Jannet R.May 20, 2011 11:12 am
You’re absolutely wrong about Hal Wegner. He is great. I know because I took a course from him and seemingly half the course was spent on teaching us how great Hal Wegner was. So please, check your facts or ask others who spent their hard earned money to be taught the greatness of this man.
Gene, it’s hard to not take things personally when you are the target. Ask yourself – why would someone with Wegner’s reputation in the patent community who has a top position at a major lawfirm feel the need to compare himself to you and do so by focusing on such a subtile phrase. It just doesn’t make any sense. And when things don’t make sense, that’s with the attorney/spidey senses start to kick in and come to understand that they very likely is more to the story than presently is known.
Blind DogmaMay 20, 2011 06:57 am
…especially so on a warm day.
step backMay 19, 2011 06:49 pm
To err is human.
But to really foul things up, one must pre-game it with a couple of rounds of Kool-Aid.
Relax, Gene. You’re in good company. I suspect the Supreme Court Justices take a couple swigs of the stuff too each time before tackling interpretation of the Patent/Copyright clause of Art. 1 Sect. 1 of the US Constitution.
Gene QuinnMay 19, 2011 01:20 pm
Correction made to article at 1:14pm Eastern Time. As it turns out Hal Wegner is a patent attorney, as surprising as that is to me.
After writing the article originally several people asked about this. I did check the Roster of Attorneys and Agents, but must have misspelled his name. Mea culpa and apologies.
Gene QuinnMay 18, 2011 09:46 pm
I don’t suppose this is copyright infringement given that my own words make up a majority of Hal’s newsletter, as is typically the case when he writes about me in his Mystery Science Theater kind-of way. But truthfully, there was very little else in Hal’s newsletter. There was a brief intro paragraph that said:
“The widely read ‘Watchdog’ patent blog stresses that ‘[f]ailure to understand the intricacies of the Patent Clause of the U.S. Constitution and the many Supreme Court cases that have interpreted that clause allows some rather naive and wholly incorrect understandings to percolate.’ Gene Quinn, The Constitutional Underpinnings of Patent Law, IPWatchdog (May 11, 2011).”
Then there were the several pieces I quoted in the article, and then he signed off “Regards, Hal”. Nothing more. It almost seemed like a bizarre rant that wan’t quite finished when it was sent.
Peak OilMay 18, 2011 09:17 pm
We now know the real source of fossil fuel.
patent leatherMay 18, 2011 08:55 pm
Can you post Hal’s newsletter in question so we can read it? Or would that be copyright infringement?
John WhiteMay 18, 2011 05:50 pm
Well, well, well….a grudge match about patents. Clearly the world, as we know it, has passed through the looking glass. Left is right, up is down, front is back. It would be well attended, betting ought to be allowed (in moderation) weak alcohol only (no hard spirits). Have at it. Patents are worthy of such passion.

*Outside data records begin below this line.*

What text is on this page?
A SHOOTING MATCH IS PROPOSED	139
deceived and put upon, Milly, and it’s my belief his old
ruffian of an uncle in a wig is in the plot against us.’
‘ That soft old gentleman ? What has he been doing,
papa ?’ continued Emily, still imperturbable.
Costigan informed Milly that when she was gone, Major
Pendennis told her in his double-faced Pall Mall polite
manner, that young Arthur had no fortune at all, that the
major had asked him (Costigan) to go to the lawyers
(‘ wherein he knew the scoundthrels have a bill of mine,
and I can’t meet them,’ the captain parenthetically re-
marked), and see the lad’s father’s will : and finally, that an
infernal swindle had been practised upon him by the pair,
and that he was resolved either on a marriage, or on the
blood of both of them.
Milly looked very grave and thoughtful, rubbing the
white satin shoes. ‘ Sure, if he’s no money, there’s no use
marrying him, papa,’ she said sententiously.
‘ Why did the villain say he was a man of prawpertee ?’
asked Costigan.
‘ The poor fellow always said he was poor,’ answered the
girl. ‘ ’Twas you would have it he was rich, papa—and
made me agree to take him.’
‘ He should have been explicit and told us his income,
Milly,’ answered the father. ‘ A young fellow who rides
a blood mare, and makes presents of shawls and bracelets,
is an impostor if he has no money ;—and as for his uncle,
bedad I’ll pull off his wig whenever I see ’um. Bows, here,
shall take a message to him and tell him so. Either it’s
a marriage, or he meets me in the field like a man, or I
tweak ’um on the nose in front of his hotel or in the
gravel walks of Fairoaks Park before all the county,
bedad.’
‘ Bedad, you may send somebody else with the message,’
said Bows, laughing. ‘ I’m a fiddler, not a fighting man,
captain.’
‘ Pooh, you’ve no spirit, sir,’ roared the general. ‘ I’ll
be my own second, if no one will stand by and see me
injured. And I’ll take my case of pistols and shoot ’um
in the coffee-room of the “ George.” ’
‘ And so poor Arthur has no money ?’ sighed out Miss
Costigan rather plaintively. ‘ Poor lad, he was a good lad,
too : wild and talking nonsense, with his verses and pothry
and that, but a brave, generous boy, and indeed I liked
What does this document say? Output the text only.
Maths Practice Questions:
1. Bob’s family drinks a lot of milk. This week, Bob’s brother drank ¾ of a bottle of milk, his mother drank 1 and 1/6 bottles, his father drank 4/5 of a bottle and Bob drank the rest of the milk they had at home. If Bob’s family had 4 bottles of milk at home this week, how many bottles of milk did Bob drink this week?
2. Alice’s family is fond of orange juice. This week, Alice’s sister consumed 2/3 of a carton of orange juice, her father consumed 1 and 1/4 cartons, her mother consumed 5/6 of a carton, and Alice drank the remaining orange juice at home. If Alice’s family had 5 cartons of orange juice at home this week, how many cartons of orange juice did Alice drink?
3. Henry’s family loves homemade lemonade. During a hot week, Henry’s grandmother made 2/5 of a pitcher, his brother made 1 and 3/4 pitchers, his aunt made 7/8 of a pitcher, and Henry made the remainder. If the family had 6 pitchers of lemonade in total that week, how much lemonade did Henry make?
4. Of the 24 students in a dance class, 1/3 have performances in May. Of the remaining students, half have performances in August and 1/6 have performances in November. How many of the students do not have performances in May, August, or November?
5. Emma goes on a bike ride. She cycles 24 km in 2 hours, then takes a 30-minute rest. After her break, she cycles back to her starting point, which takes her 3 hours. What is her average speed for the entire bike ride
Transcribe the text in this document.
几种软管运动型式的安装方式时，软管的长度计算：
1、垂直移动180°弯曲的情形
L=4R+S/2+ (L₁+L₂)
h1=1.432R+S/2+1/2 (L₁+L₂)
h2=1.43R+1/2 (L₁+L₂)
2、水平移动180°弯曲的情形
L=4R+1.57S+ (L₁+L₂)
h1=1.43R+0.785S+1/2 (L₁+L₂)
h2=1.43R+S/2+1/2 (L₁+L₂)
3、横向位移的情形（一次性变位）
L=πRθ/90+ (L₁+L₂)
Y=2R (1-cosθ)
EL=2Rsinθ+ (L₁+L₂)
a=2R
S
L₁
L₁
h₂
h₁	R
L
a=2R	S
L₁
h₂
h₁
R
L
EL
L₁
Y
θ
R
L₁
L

Although, in my view, over time (long, long, looooooong periods) the Supreme Court has a twinkle of patent insight, usually seeming more insightful the further we are from it…So a grudge match about which Supreme Court decision ought to be more oft cited on Patents is a pretty dismal pursuit. I’d rather you guys lob insults over CAFC decisions. They, after all, lob insults at each other case-to-case and even within decisions, regularly, and the quotes would be really interesting. Much more material to work with!